1 to 4 show one embodiment of the present invention, FIG. 1 is a plan view, and FIG. 2 is a -
3 is a sectional view taken along the - line in FIG. 1, FIG. 4 is a sectional view taken along the - line in FIG. 3, and FIG. 5 is a longitudinal sectional view of a main part of another embodiment of the present invention. 1... Engine body, 2... Camshaft, 3, 4
...Lotsuka arm as a come follower, 5...
Valve operation changing mechanism, 10... First rock shaft as a first shaft, 11... Adjustment arm, 12
...Second rotary shaft as the second shaft,
14... Oil tappet, 24, 25... Contact portion, 26... Plunger, 30... Hydraulic chamber, 51
... Piston as a connecting member, C ... Cam, V
1, V2...Intake valve.

Claims (1)

[Claims] 1. In order to open the intake valves V1, V2 or the exhaust valves which are biased in the valve closing direction, the intake valves V1, V2
Alternatively, a plurality of cam followers 3 and 4 that can come into contact with the exhaust valve are pivotally supported on a shaft 10, and a cam shaft 2 that is rotatably driven in synchronization with the rotation of the engine has a cam for swingingly driving each of the cam followers 3 and 4. C is integrated, and each cam follower 3, 4 is provided with a connecting member 51 that is movable between a position where each cam follower 3, 4 is connected and a position where the connection is released by the action of hydraulic pressure.

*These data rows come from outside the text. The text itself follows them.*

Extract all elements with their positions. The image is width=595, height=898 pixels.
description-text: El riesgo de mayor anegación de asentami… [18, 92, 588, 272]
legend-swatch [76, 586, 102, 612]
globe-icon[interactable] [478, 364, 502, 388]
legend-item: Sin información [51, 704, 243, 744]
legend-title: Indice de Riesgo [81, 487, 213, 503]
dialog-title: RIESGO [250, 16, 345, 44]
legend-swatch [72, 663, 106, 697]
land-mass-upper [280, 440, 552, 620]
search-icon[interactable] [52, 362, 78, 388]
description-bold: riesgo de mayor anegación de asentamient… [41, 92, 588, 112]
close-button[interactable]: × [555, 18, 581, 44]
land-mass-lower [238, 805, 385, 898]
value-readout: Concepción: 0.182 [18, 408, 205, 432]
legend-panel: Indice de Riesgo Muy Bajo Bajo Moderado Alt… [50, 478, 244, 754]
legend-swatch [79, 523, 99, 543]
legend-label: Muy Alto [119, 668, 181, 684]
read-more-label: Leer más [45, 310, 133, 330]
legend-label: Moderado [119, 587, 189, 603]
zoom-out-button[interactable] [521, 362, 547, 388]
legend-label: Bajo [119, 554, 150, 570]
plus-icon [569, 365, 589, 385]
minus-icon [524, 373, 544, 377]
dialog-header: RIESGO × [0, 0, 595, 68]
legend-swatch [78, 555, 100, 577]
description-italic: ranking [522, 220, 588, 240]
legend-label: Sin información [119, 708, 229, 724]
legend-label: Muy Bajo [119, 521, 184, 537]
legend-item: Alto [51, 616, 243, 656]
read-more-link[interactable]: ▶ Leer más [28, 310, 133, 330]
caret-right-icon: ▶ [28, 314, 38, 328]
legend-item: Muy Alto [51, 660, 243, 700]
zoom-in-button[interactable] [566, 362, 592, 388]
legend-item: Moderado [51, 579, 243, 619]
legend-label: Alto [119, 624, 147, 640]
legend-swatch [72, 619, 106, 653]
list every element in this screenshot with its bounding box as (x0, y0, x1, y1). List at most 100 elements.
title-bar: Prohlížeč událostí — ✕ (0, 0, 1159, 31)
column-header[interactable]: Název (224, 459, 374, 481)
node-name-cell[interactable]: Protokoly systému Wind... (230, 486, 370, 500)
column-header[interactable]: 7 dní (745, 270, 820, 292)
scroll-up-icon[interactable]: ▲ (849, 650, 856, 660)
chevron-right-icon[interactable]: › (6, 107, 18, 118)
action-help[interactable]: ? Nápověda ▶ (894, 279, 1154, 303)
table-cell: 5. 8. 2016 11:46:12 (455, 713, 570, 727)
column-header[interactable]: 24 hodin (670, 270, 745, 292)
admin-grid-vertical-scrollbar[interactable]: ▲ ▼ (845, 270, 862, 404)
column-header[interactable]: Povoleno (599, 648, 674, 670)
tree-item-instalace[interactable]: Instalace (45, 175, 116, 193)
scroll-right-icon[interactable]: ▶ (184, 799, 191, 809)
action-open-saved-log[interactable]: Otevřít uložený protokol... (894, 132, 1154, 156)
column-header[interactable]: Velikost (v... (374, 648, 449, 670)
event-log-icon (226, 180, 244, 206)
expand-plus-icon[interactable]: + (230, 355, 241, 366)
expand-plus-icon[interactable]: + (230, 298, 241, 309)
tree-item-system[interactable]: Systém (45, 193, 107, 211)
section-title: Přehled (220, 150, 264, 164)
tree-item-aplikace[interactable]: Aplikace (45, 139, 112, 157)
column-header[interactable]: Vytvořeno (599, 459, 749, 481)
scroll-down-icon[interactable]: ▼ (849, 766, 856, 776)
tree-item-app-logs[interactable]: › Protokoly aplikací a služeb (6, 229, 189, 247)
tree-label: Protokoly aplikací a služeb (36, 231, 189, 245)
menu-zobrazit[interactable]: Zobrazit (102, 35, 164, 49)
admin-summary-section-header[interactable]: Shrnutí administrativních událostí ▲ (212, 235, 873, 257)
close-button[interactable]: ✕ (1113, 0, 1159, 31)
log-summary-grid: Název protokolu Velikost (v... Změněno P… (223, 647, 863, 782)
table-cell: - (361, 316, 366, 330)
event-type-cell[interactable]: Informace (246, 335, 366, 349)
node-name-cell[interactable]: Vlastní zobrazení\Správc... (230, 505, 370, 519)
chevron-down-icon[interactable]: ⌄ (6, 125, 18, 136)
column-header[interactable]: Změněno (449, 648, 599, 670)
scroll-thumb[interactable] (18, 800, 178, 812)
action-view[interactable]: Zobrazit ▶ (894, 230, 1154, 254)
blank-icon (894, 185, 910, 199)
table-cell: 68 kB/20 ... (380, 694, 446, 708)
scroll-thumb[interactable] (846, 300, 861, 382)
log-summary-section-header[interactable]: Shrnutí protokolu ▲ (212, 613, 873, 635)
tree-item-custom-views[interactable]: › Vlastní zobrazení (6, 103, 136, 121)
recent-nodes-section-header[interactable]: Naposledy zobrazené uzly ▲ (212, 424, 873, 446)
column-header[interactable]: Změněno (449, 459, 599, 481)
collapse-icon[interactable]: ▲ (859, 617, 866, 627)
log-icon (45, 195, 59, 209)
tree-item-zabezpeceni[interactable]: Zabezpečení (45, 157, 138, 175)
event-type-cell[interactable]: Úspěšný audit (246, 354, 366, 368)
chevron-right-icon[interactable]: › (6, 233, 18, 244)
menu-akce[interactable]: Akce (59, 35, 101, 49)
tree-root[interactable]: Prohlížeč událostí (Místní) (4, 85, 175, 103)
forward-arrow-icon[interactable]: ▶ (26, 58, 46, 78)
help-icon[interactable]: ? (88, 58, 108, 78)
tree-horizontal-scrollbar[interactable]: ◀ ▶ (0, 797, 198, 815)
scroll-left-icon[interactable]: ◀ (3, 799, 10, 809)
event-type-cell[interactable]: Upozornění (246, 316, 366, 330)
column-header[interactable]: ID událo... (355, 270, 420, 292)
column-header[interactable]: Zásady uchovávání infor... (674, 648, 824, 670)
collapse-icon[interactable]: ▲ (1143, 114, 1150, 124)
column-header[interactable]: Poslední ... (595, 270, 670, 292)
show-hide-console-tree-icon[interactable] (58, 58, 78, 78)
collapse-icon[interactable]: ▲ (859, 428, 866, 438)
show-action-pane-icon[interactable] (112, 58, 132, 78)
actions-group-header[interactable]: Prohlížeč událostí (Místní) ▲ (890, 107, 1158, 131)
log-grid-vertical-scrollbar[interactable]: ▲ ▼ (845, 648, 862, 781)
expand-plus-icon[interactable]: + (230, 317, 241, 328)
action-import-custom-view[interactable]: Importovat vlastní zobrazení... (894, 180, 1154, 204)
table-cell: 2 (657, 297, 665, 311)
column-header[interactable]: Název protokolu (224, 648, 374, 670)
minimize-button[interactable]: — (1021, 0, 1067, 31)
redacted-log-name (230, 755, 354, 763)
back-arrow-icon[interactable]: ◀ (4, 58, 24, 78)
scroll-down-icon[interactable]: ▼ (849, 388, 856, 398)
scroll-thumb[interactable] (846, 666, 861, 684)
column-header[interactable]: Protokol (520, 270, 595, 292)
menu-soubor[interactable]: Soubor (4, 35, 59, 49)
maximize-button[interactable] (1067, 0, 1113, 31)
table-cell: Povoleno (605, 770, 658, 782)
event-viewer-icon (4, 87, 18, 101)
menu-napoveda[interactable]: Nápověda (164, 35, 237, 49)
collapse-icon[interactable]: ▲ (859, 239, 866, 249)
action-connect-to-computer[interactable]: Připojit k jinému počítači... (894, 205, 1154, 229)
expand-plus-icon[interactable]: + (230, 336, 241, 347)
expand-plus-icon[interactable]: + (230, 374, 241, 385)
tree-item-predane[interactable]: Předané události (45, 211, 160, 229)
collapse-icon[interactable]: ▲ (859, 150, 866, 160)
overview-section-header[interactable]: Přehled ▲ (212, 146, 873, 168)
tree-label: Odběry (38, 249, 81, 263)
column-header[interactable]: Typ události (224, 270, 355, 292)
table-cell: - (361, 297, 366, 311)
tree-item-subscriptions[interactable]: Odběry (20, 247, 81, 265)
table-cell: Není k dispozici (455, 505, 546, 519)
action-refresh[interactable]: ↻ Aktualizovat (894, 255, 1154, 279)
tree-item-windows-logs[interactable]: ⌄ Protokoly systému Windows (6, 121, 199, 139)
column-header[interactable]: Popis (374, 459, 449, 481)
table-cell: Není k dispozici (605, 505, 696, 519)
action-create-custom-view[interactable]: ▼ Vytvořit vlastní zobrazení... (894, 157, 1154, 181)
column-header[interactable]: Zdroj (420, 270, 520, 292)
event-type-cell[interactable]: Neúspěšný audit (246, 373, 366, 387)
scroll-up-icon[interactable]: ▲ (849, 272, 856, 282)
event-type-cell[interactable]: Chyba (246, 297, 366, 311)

Mechanism 5
In a valve train for an internal combustion engine, each of the cam followers 3 and 4 is commonly pivotally supported by a first shaft 10, and the first shaft 10 is swingable on a second shaft 12 fixed to the engine body. The cam followers 3 and 4 are fixed to the adjustment arm 11 which is pivotally supported by the engine body 1, and are biased to rotate in the direction in which each cam follower 3, 4 comes into contact with the intake valves V1, V2 or the exhaust valve using the contact point with the camshaft 2 as a fulcrum. an oil tappet 14 that resiliently supports the adjustment arm 11;
is provided separately from the valve operation changing mechanism 5. A valve operating system for an internal combustion engine. 2 Intake valves V1 and V of each of the cam followers 3 and 4
2 or at least one of the contact parts with the exhaust valve has one end facing the hydraulic chamber 30 where the oil drainage speed is restricted, and the other end is biased by a spring in the direction of contacting the intake valves V1, V2 or the exhaust valve. The valve operating system for an internal combustion engine according to claim 1, wherein the plunger 26 is arranged to be movable back and forth.